Novecento: pianiste 37

Et c'est à ce moment-là qu'est arrivé un type, tout élégant, habillé de noir, et qui marchait tranquillement, pas du tout l'air perdu, on aurait dit qu'il n'entendait même pas les vagues, comme s'il était à Nice sur la Promenade des Anglais: ce type là, c'était Novecento.
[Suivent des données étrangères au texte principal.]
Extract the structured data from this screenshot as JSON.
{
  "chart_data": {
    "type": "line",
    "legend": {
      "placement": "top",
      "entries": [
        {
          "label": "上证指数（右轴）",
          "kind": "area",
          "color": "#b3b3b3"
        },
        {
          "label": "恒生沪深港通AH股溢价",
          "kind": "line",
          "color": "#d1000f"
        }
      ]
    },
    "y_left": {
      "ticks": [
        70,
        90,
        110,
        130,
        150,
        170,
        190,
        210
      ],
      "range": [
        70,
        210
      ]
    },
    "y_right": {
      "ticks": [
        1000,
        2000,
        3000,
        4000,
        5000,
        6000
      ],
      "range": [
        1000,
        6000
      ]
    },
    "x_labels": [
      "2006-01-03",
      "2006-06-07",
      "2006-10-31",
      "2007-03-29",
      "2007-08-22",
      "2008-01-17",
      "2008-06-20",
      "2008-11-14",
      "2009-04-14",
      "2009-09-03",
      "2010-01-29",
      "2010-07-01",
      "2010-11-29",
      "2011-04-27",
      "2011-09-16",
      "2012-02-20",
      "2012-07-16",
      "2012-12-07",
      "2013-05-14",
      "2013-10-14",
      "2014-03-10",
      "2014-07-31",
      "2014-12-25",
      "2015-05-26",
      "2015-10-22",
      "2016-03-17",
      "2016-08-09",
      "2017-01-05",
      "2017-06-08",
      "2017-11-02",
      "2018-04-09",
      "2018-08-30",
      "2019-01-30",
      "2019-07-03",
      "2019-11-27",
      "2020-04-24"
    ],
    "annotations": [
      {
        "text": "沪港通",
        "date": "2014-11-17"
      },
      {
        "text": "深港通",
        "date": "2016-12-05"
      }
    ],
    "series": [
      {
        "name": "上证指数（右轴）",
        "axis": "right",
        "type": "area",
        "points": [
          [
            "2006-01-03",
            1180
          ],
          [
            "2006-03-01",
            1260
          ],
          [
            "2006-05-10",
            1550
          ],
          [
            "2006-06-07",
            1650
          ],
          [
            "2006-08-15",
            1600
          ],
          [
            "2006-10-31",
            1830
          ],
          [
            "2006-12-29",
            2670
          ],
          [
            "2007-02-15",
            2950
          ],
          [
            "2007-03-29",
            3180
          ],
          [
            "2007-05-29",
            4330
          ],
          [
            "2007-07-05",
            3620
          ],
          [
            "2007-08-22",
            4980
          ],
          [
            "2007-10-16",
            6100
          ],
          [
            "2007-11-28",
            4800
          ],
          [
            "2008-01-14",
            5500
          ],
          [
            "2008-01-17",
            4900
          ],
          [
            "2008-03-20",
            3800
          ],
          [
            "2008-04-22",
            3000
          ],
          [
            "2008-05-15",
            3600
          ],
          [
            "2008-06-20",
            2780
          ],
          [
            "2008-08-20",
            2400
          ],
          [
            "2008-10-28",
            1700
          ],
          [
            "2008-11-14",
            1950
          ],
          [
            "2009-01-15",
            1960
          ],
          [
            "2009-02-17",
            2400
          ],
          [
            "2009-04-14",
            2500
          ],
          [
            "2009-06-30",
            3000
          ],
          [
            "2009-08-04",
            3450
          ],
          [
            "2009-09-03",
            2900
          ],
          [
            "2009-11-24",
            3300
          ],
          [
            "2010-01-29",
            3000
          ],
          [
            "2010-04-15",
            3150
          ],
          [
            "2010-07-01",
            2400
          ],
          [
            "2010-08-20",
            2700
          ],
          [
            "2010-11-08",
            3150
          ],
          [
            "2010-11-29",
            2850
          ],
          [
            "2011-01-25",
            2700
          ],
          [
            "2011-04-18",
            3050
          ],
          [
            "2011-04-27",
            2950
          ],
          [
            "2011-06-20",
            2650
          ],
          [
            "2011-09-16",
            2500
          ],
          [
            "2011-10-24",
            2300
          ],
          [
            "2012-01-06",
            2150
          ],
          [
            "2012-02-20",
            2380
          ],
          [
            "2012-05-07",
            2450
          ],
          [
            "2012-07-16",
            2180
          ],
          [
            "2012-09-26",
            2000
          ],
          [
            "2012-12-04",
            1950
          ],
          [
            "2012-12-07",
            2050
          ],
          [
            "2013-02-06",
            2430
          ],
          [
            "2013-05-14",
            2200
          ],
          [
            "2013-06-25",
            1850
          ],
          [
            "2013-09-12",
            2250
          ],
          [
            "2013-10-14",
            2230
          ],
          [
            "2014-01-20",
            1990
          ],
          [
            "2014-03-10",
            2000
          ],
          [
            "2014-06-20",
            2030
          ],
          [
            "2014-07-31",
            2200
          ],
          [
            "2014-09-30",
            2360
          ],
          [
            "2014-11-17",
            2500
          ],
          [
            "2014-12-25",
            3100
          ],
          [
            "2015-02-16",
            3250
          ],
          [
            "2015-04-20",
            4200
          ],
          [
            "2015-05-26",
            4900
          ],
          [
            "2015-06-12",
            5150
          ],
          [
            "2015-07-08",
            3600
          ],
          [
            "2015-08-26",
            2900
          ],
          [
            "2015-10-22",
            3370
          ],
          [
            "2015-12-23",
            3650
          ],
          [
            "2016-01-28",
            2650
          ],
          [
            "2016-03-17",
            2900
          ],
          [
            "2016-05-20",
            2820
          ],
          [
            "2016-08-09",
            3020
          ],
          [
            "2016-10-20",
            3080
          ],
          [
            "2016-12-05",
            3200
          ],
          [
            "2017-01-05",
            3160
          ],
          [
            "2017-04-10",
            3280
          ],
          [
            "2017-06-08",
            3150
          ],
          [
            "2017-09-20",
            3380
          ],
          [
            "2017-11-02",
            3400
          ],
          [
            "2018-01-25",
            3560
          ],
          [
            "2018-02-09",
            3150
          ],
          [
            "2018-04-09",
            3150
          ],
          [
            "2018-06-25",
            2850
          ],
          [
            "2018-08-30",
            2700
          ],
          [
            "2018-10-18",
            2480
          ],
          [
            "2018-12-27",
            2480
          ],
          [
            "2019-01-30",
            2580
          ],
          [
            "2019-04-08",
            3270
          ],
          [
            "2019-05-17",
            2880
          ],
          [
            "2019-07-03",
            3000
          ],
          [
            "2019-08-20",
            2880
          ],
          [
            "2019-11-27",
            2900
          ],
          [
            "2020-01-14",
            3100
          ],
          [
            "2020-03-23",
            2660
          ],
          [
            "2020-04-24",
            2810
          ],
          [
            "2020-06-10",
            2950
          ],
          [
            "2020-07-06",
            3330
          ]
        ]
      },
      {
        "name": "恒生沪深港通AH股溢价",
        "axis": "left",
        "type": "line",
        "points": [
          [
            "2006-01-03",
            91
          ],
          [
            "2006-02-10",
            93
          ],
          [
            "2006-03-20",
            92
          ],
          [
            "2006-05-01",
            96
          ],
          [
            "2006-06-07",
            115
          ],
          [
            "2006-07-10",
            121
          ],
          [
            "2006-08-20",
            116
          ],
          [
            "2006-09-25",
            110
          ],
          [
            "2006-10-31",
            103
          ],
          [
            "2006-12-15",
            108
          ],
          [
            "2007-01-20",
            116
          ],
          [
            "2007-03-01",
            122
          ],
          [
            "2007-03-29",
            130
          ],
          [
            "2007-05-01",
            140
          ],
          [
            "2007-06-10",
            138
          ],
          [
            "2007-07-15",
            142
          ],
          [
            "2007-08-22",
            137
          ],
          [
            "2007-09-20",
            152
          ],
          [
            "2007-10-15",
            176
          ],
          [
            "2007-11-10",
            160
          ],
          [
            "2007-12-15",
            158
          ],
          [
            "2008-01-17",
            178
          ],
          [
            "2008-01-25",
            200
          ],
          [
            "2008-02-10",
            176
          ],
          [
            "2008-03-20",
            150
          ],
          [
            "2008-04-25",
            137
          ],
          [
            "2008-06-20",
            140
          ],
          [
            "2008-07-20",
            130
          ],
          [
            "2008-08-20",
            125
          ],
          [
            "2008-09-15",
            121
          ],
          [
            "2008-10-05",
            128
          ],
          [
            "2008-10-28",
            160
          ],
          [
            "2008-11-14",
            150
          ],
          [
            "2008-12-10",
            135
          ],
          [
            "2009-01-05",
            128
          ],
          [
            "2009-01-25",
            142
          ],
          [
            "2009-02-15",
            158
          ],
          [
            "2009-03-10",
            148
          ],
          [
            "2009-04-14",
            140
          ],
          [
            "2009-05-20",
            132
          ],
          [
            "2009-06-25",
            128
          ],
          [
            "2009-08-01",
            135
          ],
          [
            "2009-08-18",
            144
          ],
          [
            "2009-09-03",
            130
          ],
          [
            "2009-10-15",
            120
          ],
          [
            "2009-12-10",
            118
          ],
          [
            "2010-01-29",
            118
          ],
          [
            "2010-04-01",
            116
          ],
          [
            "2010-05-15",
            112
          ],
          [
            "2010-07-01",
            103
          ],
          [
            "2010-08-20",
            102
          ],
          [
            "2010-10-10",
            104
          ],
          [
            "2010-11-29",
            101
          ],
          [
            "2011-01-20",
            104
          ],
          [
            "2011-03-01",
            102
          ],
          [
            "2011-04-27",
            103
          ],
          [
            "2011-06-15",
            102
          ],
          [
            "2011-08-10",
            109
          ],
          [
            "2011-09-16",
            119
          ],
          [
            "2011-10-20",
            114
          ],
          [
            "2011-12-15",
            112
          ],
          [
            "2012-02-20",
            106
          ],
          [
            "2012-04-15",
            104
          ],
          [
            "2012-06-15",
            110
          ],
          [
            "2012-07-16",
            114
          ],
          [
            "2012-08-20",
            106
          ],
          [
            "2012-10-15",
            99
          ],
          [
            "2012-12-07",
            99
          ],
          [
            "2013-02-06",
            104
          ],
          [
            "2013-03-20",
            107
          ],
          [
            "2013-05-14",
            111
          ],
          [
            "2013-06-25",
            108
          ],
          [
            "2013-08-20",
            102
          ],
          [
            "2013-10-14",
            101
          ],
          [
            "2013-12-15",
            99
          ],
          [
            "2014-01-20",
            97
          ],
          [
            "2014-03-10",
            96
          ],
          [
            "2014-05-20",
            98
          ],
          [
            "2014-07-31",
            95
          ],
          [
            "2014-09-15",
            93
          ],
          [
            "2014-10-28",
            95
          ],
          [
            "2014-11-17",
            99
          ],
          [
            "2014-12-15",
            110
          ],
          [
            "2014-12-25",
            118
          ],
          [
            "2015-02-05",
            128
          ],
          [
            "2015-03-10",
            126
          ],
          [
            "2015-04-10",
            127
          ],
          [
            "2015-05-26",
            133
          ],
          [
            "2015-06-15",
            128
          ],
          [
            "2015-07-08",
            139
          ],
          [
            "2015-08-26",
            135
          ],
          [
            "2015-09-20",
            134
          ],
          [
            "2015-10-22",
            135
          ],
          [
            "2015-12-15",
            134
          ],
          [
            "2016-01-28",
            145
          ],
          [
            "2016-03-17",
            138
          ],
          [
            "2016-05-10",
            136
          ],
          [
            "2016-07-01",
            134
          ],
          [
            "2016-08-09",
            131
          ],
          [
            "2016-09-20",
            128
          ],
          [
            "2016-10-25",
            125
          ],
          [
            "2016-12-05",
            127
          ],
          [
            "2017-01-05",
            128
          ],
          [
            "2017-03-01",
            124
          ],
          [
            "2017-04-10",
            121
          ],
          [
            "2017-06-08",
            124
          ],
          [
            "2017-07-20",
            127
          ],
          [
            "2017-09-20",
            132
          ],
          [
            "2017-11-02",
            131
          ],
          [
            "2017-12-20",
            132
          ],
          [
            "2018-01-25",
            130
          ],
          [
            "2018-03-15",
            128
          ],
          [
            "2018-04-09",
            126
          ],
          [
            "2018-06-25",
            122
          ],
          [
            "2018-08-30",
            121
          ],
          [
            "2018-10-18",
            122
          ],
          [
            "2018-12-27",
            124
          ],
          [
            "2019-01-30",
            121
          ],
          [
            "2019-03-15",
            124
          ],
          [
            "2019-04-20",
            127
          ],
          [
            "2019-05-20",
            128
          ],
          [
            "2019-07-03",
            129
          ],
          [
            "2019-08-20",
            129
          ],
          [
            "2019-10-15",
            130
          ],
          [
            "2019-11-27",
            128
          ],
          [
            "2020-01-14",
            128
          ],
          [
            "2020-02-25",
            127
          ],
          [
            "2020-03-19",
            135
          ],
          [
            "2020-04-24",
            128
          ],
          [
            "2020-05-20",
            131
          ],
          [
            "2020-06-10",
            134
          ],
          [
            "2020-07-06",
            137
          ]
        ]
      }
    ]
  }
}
Il avait vingt-sept ans, à l'époque, mais il paraissait plus âgé. Je le connaissais à peine: on avait joué ensemble dans l'orchestre, pendant ces quatre jours, mais c'était tout. Je ne savais même pas où était sa cabine. Bien sûr, les autres m'avaient un peu parlé de lui. Ils racontaient des drôles de choses: ils disaient: Novecento, il est jamais descendu. Il est né sur le bateau, et depuis, il y est resté. Toujours. Vingt-sept ans sans mettre pied à terre, jamais. Dis comme ça, ça avait l'air d'une craque monumentale... Ils disaient aussi qu'il jouait une musique qui n'existait pas. Moi, ce que je savais, c'est que chaque fois qu'on s'apprêtait à jouer, dans la salle de bal, Fritz Herman, un Blanc qui ne comprenait rien à la musique mais qui avait une belle gueule, c'est pour ça qu'il dirigeait l'orchestre, s'approchait de lui, et lui disait tout bas;
"Novecento, s'il te plait, que les notes normales, d'accord?"
Novecento faisait oui de la tête et il jouait les notes normales, en regardant fixement devant lui, jamais un regard pour ses mains, comme s'il était complètement ailleurs. Maintenant je le sais, qu'il y était , ailleurs. Mais à l'époque je le savais pas; je le trouvais un peu bizarre, c'est tout.